Govt allocates Rs171b as tariff subsidy
Federal Minister for Power, Khurram Dastgir Khan, announced on Friday that the government will allocate Rs171 billion as Tariff Differential Subsidy (TDS) in the new financial year to provide relief to the citizens of Karachi. The TDS is a targeted subsidy aimed at protecting the masses against the rising cost of electricity generation. Khan emphasised that consumers of K-Electric (KE) would benefit significantly from the subsidy, while an additional Rs151 billion would be allocated for other parts of the country, including Balochistan, Azad Jammu and Kashmir, and the merged ex-FATA districts.
Addressing a press conference, Khan assured that the TDS would not be affected by the conditionalities imposed by the International Monetary Fund (IMF), as it is a targeted subsidy. He further outlined the strategy for dealing with any potential emergency situation due to the cyclonic storm Biparjoy. Khan stated that a comprehensive national strategy had been formulated, and over 2000 personnel from different power distribution companies were deployed in vulnerable areas of Southeastern Sindh, along with vehicles and necessary equipment.
Khan expressed gratitude for the cooperation extended by the Sindh government and highlighted the close coordination among all stakeholders. Technical teams deployed at generation plants and grid stations were on high alert to ensure the continuous supply of electricity. Despite the cyclone, power supply in Karachi remained unaffected, except for a four-hour disruption caused by issues in the supply of liquefied natural gas (LNG) to power generation units. However, the issue was promptly addressed by providing 100 million cubic feet per day (mmcfd) gas from the national network.

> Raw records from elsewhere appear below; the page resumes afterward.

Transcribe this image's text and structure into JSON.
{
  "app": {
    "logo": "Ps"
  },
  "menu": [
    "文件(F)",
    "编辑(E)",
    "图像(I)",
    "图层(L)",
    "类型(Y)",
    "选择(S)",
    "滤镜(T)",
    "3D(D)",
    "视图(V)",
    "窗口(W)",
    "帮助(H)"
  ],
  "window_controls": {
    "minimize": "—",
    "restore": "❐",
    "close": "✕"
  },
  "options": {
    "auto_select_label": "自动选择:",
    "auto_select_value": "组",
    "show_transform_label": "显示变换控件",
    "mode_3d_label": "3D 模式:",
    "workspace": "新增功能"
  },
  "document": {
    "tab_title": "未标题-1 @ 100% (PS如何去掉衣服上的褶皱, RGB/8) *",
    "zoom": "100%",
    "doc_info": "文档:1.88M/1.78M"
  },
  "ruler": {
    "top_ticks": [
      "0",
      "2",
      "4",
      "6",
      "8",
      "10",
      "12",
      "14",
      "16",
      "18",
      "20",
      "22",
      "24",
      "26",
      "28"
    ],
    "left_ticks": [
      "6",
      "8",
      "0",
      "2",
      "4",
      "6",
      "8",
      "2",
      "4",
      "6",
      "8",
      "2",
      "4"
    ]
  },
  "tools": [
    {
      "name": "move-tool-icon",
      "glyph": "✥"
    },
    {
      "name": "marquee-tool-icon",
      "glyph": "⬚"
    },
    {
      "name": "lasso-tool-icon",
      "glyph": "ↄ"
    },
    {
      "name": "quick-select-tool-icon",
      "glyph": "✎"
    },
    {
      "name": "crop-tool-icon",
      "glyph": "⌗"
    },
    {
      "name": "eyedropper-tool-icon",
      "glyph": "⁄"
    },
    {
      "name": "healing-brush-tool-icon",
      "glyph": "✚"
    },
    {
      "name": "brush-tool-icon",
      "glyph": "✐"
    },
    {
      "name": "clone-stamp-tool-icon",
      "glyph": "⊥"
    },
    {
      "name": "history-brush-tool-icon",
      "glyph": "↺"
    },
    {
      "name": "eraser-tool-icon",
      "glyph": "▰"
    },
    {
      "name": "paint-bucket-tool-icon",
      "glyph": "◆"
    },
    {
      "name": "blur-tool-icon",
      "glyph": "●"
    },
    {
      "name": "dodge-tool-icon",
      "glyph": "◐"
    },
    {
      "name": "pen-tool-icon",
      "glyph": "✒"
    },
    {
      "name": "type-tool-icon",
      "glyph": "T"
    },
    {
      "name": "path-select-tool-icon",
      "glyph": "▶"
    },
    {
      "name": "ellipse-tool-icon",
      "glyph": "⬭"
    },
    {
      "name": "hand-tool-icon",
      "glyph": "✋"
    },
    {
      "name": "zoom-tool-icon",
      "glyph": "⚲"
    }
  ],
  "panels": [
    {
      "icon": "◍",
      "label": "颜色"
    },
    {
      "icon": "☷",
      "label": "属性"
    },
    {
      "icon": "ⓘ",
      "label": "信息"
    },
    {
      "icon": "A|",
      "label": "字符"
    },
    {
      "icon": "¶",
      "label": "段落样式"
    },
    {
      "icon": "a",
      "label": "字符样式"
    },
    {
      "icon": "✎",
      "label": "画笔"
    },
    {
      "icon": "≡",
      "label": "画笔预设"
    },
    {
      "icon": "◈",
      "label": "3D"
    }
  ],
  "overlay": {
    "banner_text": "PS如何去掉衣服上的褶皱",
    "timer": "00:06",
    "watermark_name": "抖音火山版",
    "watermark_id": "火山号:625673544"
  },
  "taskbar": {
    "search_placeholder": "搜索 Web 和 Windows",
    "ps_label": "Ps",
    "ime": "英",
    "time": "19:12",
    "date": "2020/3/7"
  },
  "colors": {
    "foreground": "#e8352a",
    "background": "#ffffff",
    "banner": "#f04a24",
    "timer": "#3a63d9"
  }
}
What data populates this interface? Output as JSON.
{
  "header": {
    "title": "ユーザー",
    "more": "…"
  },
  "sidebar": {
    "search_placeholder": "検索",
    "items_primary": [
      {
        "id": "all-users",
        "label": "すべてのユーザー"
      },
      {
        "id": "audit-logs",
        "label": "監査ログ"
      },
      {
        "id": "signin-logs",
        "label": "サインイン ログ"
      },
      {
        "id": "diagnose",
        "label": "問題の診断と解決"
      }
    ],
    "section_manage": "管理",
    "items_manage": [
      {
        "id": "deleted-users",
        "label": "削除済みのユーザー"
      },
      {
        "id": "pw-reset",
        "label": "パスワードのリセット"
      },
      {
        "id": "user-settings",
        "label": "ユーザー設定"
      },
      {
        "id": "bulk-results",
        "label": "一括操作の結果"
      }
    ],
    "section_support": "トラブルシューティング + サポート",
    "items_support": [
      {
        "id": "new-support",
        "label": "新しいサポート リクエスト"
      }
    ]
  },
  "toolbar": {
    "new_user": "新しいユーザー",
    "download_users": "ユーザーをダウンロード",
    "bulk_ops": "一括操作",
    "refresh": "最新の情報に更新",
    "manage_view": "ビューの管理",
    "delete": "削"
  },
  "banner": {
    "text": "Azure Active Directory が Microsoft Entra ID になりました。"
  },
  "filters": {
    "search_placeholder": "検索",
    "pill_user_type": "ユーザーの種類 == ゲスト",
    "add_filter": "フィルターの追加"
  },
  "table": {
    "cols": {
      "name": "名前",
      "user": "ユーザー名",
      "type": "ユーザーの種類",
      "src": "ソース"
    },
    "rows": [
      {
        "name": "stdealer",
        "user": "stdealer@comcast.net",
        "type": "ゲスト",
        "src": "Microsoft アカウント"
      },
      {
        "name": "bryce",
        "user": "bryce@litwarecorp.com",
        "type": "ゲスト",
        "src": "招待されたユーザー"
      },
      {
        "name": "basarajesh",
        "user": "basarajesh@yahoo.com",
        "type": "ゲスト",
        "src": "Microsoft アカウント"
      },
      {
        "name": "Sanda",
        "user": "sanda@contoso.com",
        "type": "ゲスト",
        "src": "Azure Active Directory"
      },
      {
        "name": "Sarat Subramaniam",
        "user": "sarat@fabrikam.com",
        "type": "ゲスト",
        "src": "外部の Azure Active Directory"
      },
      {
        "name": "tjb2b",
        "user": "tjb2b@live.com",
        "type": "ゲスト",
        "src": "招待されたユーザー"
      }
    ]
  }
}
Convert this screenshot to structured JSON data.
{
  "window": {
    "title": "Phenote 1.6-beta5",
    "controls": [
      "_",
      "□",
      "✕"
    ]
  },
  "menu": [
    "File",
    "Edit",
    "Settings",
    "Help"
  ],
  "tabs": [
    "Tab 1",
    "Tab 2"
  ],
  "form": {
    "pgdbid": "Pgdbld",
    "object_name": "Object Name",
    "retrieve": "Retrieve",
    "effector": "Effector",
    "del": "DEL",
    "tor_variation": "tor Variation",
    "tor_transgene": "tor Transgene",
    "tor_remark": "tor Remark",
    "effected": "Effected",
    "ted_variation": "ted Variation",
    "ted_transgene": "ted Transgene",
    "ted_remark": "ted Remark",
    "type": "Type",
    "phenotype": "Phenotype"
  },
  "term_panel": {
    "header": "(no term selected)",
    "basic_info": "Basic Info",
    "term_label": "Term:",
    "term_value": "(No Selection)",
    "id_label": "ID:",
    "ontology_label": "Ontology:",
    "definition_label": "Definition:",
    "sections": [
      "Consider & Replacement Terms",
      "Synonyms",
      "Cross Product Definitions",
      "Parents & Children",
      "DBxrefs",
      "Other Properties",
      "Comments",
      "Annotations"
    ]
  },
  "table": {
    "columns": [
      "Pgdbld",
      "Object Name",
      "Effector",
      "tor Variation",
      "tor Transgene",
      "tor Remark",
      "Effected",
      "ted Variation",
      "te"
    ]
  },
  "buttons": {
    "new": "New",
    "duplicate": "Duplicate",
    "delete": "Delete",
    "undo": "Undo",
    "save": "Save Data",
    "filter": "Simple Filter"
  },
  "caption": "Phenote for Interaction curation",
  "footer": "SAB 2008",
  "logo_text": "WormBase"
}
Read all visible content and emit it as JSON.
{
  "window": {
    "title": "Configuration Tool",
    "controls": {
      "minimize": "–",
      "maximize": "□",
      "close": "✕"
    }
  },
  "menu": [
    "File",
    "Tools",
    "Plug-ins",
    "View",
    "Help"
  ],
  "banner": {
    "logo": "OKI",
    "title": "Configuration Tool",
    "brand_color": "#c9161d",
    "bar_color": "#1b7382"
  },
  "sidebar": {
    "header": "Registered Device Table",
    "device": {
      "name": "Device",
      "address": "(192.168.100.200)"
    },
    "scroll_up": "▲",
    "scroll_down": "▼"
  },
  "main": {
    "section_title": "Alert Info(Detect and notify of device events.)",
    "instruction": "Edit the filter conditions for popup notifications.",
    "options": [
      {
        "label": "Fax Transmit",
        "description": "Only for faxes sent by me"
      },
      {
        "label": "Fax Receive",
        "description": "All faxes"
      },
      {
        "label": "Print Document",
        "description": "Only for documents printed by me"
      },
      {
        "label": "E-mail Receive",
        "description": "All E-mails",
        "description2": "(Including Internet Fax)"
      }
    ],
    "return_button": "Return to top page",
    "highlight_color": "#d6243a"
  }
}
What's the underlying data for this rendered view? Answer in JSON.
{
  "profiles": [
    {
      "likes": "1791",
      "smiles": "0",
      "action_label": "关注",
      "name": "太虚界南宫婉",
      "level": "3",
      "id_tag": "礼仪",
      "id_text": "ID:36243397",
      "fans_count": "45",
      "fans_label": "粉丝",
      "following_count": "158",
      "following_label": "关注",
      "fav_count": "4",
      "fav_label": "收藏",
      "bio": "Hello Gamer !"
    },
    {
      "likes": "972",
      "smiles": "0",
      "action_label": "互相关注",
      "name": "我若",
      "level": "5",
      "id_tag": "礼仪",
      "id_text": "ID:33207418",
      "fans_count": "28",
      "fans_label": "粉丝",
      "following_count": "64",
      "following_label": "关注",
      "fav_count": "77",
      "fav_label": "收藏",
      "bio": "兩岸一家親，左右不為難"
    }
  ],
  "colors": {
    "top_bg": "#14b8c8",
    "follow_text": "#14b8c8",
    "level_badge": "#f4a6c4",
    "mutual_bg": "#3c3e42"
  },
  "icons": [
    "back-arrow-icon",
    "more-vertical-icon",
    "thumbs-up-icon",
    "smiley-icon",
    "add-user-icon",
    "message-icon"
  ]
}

Regarding KE, Khan mentioned that safety measures had been taken to protect citizens, including raising transformers above the ground, strengthening electricity poles, and removing tangled wires to prevent accidents. He responded to a question about power supply in Karachi, stating that 70% of the areas were receiving uninterrupted electricity, while load management was being carried out in the remaining 30% due to issues of low recovery and high line losses. The ministry was devising a policy of micro load management at the transformer level to alleviate the burden on bill-paying consumers.
In response to queries about the control of power distribution companies, Khan clarified that it was not privatisation but rather the “provincialisation” of power distribution networks. The matter would be presented in the Council of Common Interests (CCI), and after a principal decision by the council, the assessment of assets of the distribution companies (Discos) would be carried out.
Published in The Express Tribune, June 17th, 2023.